For the love of the last-minute
By Anna Mitchael
I was listening to the radio the other day when the DJ invited listeners to call in and tell him the date they finished their holiday shopping. One lady claimed she had put her final package in the attic for safekeeping on October 5. Another said she had wrapped it all up back in August.
Remember August? When most of us were just trying to avoid the pools of sweat that gathered if you stayed in one place for too long?
I see what’s admirable about that level of organization. You avoid the crowds and the lines and hassling with salespeople who are fed up with forced cheer and are one candy cane length away from totally cracking up. But I’m not going in for tips from shoppers who were thinking of mistletoe last March. If I have visions of sugarplums in my head anytime before November, I want it to be because I’m hallucinating from the heat, not because I’ve decided to get a jumpstart on joy.
Why? Because part of the reason I love the holiday season is because the days seem impossibly busy. There’s too much of everything, and I have to admit, I’m a sucker for excess. I like making it all happen just in the nick of time and will never, ever tie my last bow before December 24. Truth be told, that scurrying noise behind the tree on December 25 is not a Christmas mouse; it’s me, Mom, dropping off a couple of presents I found hiding in Target bags stuffed (and almost completely forgotten) in the back of my closet.
If I had to do it — if someone threatened to tie me up by my toes or maybe take away my allotment of spiked eggnog, lest I not succeed — then I could probably get my shopping done in advance. But the thing that gets me about these overachieving holiday givers is that in order to have your presents wrapped up and ready to go, you’ve got to be the kind of person who buys holiday wrapping paper a year early.
And by the time the holiday wrapping paper goes on sale after Christmas, I can’t be tempted, not even with spiked eggnog. I’ve lost all interest in carols and stocking stuffers and ornaments. I’m usually so maxed on the holidays that I’d put a thick wad of cash in one of those red donation kettles if the person asking for donations would promise to stop ringing the infernal bell.
Surely you know the post-Christmas clearance bins, overstuffed with rolls and rolls of paper that’s marked down to a ridiculously low price. They are the same rolls we all paid triple for just the week before. They are the rolls Suze Orman would urge us to peruse and purchase. Of course, I realize that in 11 months I will be in need of those rolls and will probably have to make at least one-late night trip to a store to buy some, but in the post-apocalyptic — oh wait, I mean holiday — haze that sets in after the last tree needles have been swept up and the final slices of ham have been served in a sandwich, I can’t seem to muster the energy to stock up on the savings.

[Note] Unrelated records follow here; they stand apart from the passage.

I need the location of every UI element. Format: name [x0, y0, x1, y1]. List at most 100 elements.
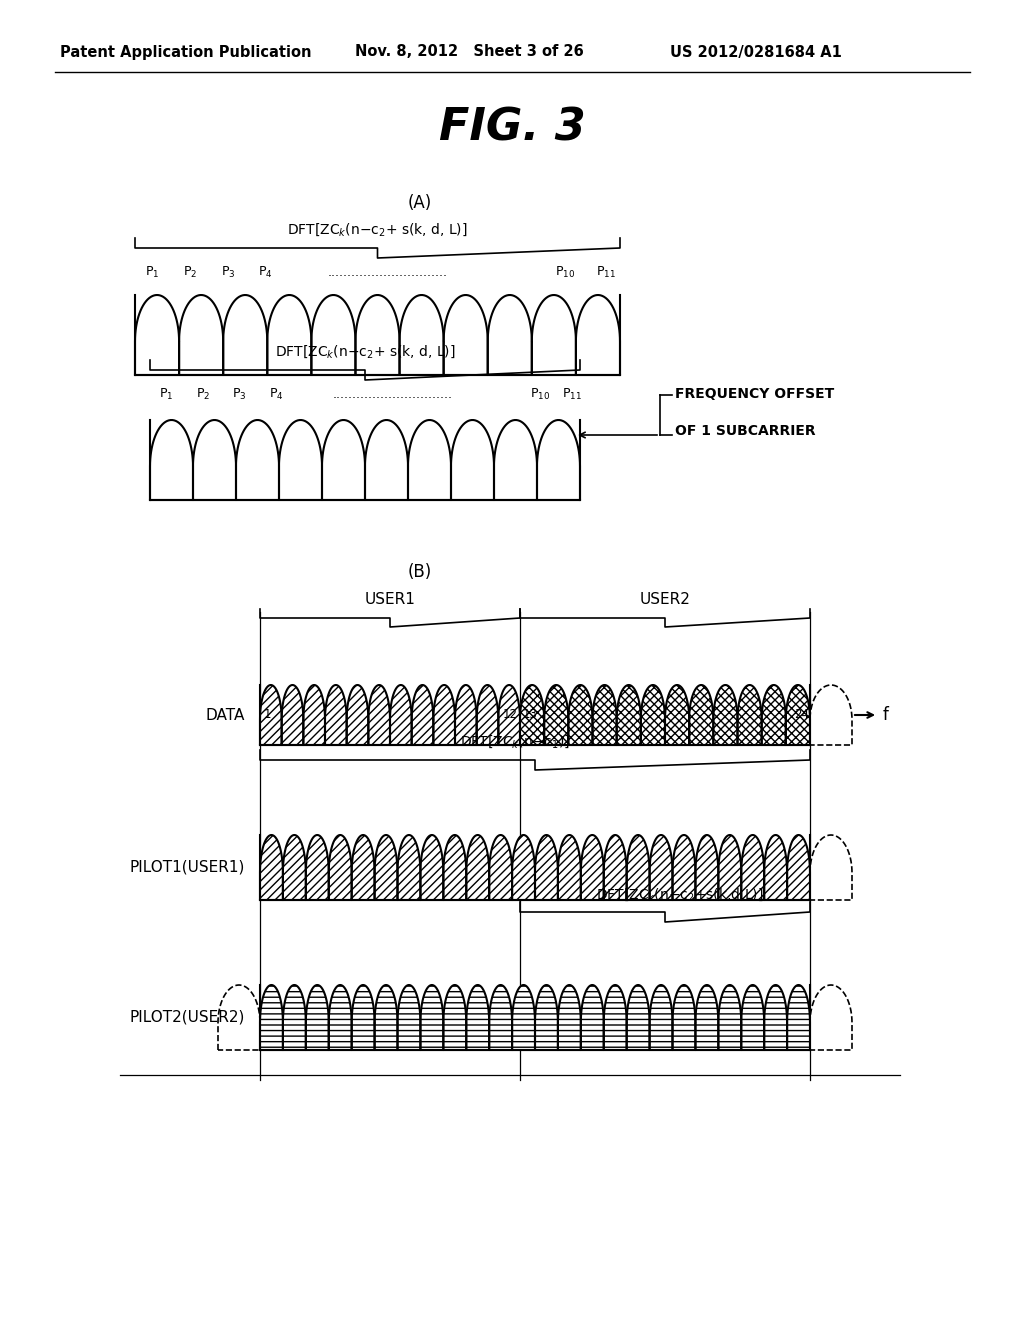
Polygon shape — [810, 985, 852, 1049]
Polygon shape — [762, 685, 785, 744]
Text: DFT[ZC$_k$(n−c$_1$)]: DFT[ZC$_k$(n−c$_1$)] — [460, 734, 570, 750]
Polygon shape — [649, 836, 673, 900]
Text: USER2: USER2 — [640, 593, 690, 607]
Polygon shape — [741, 985, 764, 1049]
Text: P$_4$: P$_4$ — [258, 264, 272, 280]
Polygon shape — [443, 836, 466, 900]
Polygon shape — [764, 985, 787, 1049]
Polygon shape — [433, 685, 455, 744]
Text: f: f — [883, 706, 889, 723]
Polygon shape — [695, 836, 718, 900]
Text: OF 1 SUBCARRIER: OF 1 SUBCARRIER — [675, 424, 816, 438]
Polygon shape — [306, 985, 329, 1049]
Polygon shape — [466, 985, 489, 1049]
Polygon shape — [544, 685, 568, 744]
Text: Patent Application Publication: Patent Application Publication — [60, 45, 311, 59]
Polygon shape — [718, 985, 741, 1049]
Polygon shape — [604, 985, 627, 1049]
Text: P$_3$: P$_3$ — [221, 264, 236, 280]
Polygon shape — [283, 836, 306, 900]
Polygon shape — [351, 985, 375, 1049]
Polygon shape — [412, 685, 433, 744]
Polygon shape — [408, 420, 451, 500]
Polygon shape — [355, 296, 399, 375]
Polygon shape — [737, 685, 762, 744]
Polygon shape — [593, 685, 616, 744]
Polygon shape — [499, 685, 520, 744]
Text: FREQUENCY OFFSET: FREQUENCY OFFSET — [675, 387, 835, 401]
Polygon shape — [283, 985, 306, 1049]
Polygon shape — [399, 296, 443, 375]
Polygon shape — [665, 685, 689, 744]
Polygon shape — [351, 836, 375, 900]
Polygon shape — [443, 985, 466, 1049]
Text: DATA: DATA — [206, 708, 245, 722]
Text: PILOT2(USER2): PILOT2(USER2) — [130, 1010, 245, 1026]
Text: P$_1$: P$_1$ — [159, 387, 173, 401]
Polygon shape — [369, 685, 390, 744]
Polygon shape — [581, 985, 604, 1049]
Polygon shape — [718, 836, 741, 900]
Polygon shape — [764, 836, 787, 900]
Polygon shape — [260, 685, 282, 744]
Text: 12: 12 — [503, 709, 517, 722]
Polygon shape — [489, 985, 512, 1049]
Polygon shape — [218, 985, 260, 1049]
Polygon shape — [494, 420, 537, 500]
Polygon shape — [267, 296, 311, 375]
Polygon shape — [451, 420, 494, 500]
Polygon shape — [520, 685, 544, 744]
Text: PILOT1(USER1): PILOT1(USER1) — [130, 861, 245, 875]
Polygon shape — [329, 985, 351, 1049]
Polygon shape — [581, 836, 604, 900]
Text: DFT[ZC$_k$(n−c$_2$+ s(k, d, L)]: DFT[ZC$_k$(n−c$_2$+ s(k, d, L)] — [274, 343, 456, 360]
Text: DFT[ZC$_k$(n−c$_2$+ s(k, d, L)]: DFT[ZC$_k$(n−c$_2$+ s(k, d, L)] — [287, 222, 468, 239]
Polygon shape — [260, 985, 283, 1049]
Polygon shape — [558, 985, 581, 1049]
Polygon shape — [375, 985, 397, 1049]
Text: P$_{11}$: P$_{11}$ — [562, 387, 582, 401]
Polygon shape — [487, 296, 531, 375]
Polygon shape — [365, 420, 408, 500]
Text: DFT[ZC$_k$(n−c$_2$+s(k,d,L)]: DFT[ZC$_k$(n−c$_2$+s(k,d,L)] — [596, 887, 764, 903]
Polygon shape — [466, 836, 489, 900]
Polygon shape — [347, 685, 369, 744]
Text: P$_3$: P$_3$ — [231, 387, 246, 401]
Polygon shape — [641, 685, 665, 744]
Polygon shape — [616, 685, 641, 744]
Polygon shape — [535, 985, 558, 1049]
Polygon shape — [558, 836, 581, 900]
Polygon shape — [179, 296, 223, 375]
Polygon shape — [627, 985, 649, 1049]
Text: P$_{10}$: P$_{10}$ — [529, 387, 550, 401]
Polygon shape — [604, 836, 627, 900]
Polygon shape — [397, 985, 421, 1049]
Text: USER1: USER1 — [365, 593, 416, 607]
Text: P$_1$: P$_1$ — [144, 264, 159, 280]
Polygon shape — [489, 836, 512, 900]
Text: FIG. 3: FIG. 3 — [438, 107, 586, 149]
Polygon shape — [689, 685, 714, 744]
Text: P$_2$: P$_2$ — [196, 387, 210, 401]
Polygon shape — [322, 420, 365, 500]
Polygon shape — [311, 296, 355, 375]
Polygon shape — [306, 836, 329, 900]
Text: (B): (B) — [408, 564, 432, 581]
Polygon shape — [535, 836, 558, 900]
Polygon shape — [223, 296, 267, 375]
Polygon shape — [810, 836, 852, 900]
Polygon shape — [390, 685, 412, 744]
Polygon shape — [568, 685, 593, 744]
Polygon shape — [455, 685, 476, 744]
Polygon shape — [531, 296, 575, 375]
Polygon shape — [512, 985, 535, 1049]
Polygon shape — [673, 836, 695, 900]
Polygon shape — [649, 985, 673, 1049]
Polygon shape — [785, 685, 810, 744]
Polygon shape — [325, 685, 347, 744]
Text: 24: 24 — [795, 709, 810, 722]
Polygon shape — [741, 836, 764, 900]
Polygon shape — [193, 420, 236, 500]
Text: P$_{10}$: P$_{10}$ — [555, 264, 575, 280]
Text: P$_{11}$: P$_{11}$ — [596, 264, 616, 280]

This same lethargy hits me every year when the winter coats go on sale. After months of bundling up, the very last thing I want to think about is what I’ll choose to bundle up in next year. I want swimsuits and sunglasses and items that encourage sunshine. Of course, when the swimsuits are on sale, I’m already thumbing through fashion magazines, wondering what fall will bring for the wide world of winter coats.
It’s a vicious cycle, and quite frankly, it’s one that I thought would break once I became a mother. I come from a long line of women who were well organized in their holiday gift-giving. At this moment my grandmother is probably pulling down bags and bags of bows that have been saved since the early the 1960s. Given, then retrieved after the presents were unwrapped so they could be reused and regifted, she now has a more extensive selection of bows than a Beverly Hills Chihuahua.
My own mother picked out a pattern of paper for each person in the family, then wrapped all of our gifts in our designated patterns. This made it easy to see which boxes went to which person (and to make sure you weren’t the poor sap who got shortchanged on presents that year) but also made you feel that much more special because the present was individualized down to the wrapping.
I guess I pictured a switch that would flip, one that would send me in a flurry of advanced shopping for presents and stocking up on wrapping paper I could tuck away in a perfectly organized closet of gifting supplies.
But that switch didn’t flip. Upon further investigation I discovered (eek!) it might not exist at all. The “Baby 411” book I refer to for the bulk of my parenting emergencies does not have any chapters on “building holiday traditions.” I Googled a question about starting traditions around wrapping paper, and now it appears the cookies in my computer have been permanently set to show every ad ever made for wrapping paper (as well as, curiously, rap music.)
I guess some traditions are by design, but others do come about more naturally. I hope to pass down to my son a good-natured love of the holiday season, one that takes all the bells and whistles and annoying whistling of fellow shoppers in stride. Sure he’ll end up with some newsprint on his hand after I improvise on the last couple of packages I didn’t have enough paper to wrap, but maybe once he notices I put his presents in the sports section, he’ll feel that extra bit of love.
Now if you’ll excuse me, there’s a candle around here somewhere that’s supposed to simulate the smell of Christmas cookies baking in the oven. It’s time to find some matches and get our holiday started right.
This column appeared in the December 2011 issue of the Wacoan.